We are now at the point where we may not even have the strength to jump out. It may be difficult for many visiting Yerevan to believe this, but we are at that existential junction as a nation and as a sovereign state. The visible well-being in Yerevan and the economic and scientific progress, which give the public optimism today, can be lost in an instant.

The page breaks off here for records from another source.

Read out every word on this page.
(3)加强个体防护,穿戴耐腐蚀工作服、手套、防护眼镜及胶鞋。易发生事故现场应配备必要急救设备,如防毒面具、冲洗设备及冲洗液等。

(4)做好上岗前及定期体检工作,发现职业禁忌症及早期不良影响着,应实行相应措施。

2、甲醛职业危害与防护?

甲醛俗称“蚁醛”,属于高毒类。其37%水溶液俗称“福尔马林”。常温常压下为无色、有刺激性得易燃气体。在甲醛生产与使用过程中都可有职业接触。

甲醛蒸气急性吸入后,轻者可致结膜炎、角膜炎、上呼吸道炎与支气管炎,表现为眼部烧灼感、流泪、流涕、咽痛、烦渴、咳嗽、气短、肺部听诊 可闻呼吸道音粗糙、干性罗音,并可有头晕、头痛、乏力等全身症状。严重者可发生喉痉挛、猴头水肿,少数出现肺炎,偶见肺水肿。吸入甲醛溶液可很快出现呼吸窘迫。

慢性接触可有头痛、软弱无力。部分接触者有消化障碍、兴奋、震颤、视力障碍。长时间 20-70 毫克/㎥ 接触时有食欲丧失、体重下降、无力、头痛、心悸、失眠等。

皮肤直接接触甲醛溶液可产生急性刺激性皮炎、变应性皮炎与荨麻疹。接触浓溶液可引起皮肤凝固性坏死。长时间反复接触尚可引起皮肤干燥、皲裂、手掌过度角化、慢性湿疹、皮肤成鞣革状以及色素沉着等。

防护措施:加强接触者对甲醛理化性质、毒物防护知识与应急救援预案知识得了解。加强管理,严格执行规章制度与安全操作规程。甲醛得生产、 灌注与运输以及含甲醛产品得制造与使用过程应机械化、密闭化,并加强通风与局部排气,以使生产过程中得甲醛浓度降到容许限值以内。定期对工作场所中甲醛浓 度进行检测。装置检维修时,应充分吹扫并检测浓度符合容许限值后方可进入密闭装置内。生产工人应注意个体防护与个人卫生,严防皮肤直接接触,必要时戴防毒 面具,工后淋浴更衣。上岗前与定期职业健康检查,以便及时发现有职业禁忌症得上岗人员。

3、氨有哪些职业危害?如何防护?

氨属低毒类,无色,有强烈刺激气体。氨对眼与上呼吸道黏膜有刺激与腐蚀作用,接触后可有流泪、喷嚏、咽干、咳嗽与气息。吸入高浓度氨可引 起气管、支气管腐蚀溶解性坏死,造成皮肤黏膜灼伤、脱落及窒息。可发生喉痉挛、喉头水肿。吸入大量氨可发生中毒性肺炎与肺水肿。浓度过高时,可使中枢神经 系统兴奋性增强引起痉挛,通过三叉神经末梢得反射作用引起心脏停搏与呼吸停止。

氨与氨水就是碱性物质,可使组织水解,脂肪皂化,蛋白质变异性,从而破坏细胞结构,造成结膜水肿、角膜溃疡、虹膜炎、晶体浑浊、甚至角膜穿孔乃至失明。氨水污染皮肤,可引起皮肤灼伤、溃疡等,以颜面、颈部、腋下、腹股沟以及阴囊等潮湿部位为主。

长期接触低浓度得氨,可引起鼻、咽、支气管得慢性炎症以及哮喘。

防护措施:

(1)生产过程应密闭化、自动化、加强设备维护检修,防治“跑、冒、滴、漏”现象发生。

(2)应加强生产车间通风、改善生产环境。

This is the indifference that Ruben most feared. This is what he fought against, and what he sought to counter by example, by moving to Artsakh, fully aware of the risks and consequences of his decision. Since this article is personal about Ruben, I would be amiss not to mention his family, especially his wife, Veronika Zonabend, and son David Vardanyan. They have handled and continue to handle the most distressing conditions and heartbreaking news about Ruben with infinite grace, dignity and strength. Veronika continues to support the projects that she started with Ruben with great vigor and enthusiasm, such as the DWC Dilijan school, the Dilijan Church, the development of tourism in Tatev, Koris, as well as Dilijan, and many other projects.

An Armenia stripped of its national character and values is already defeated, even if in peace with its neighbors, because it would be a sterilized Armenia, a skeleton, just a map without a soul—indifferent to its history, culture, rights, identity and, most of all, to its national dignity. I know there are many who will mock these thoughts, and they will base their mockery on “what did we achieve with 34 years of senseless struggle,” but our history is much longer than 34 years. Our struggle is longer than three thousand years. 34 years is nothing but a blink in the history of nations. Nations prevail because they keep the will to struggle.

Ruben Vardanyan endures the worst physical and psychological treatment by his jailers without losing his faith. The prosecutor of the sham trials in Baku has demanded a life imprisonment sentence for him. But even that has not changed Ruben. His faith in struggling for a just cause has not died. Nor has his faith in restoring our national dignity in our Motherland, which cannot be measured by internationally recognized square kilometers. The true illusion is the “internationally recognized square kilometers,” and not the concept of our Motherland. The Motherland is real, it is historical, it is carved in stone, and it is carved in the collective memory of our nation. Even after all the attempts of the Turks and the Azerbaijanis to erase our history from Western Armenia and Nakhijevan and now Artsakh, the evidence exists and it is undeniable. To paraphrase Ruben, we were, we are, and we will be there.

Let me stress that this is not a call for war. Nor is it a negation of the benefits and dividends of peace. It is, however, a negation of the idea that we must rid ourselves of our national aspirations, just causes, history, rights, symbols and identity in order to attain peace. We cannot be indifferent to all that and remain independent. We cannot be indifferent to historical facts and our rights just because they are unattainable today. That won’t be peace. That will be indifference of the worst kind — it will be defeatism, surrender and compliance with the enemy’s demands. It won’t bring security, and it certainly won’t be Independence.

I am hopeful that Ruben will be reunited with his family and friends in the near future. Meanwhile, if the “Ruben Vardanyan Phenomenon” that Aliyev fears so much and is trying to neutralize inspires even a segment of the Armenian public, Ruben wins; and, by his example, he does more for our national cause from jail than most of our political actors have been able to do from their positions of authority.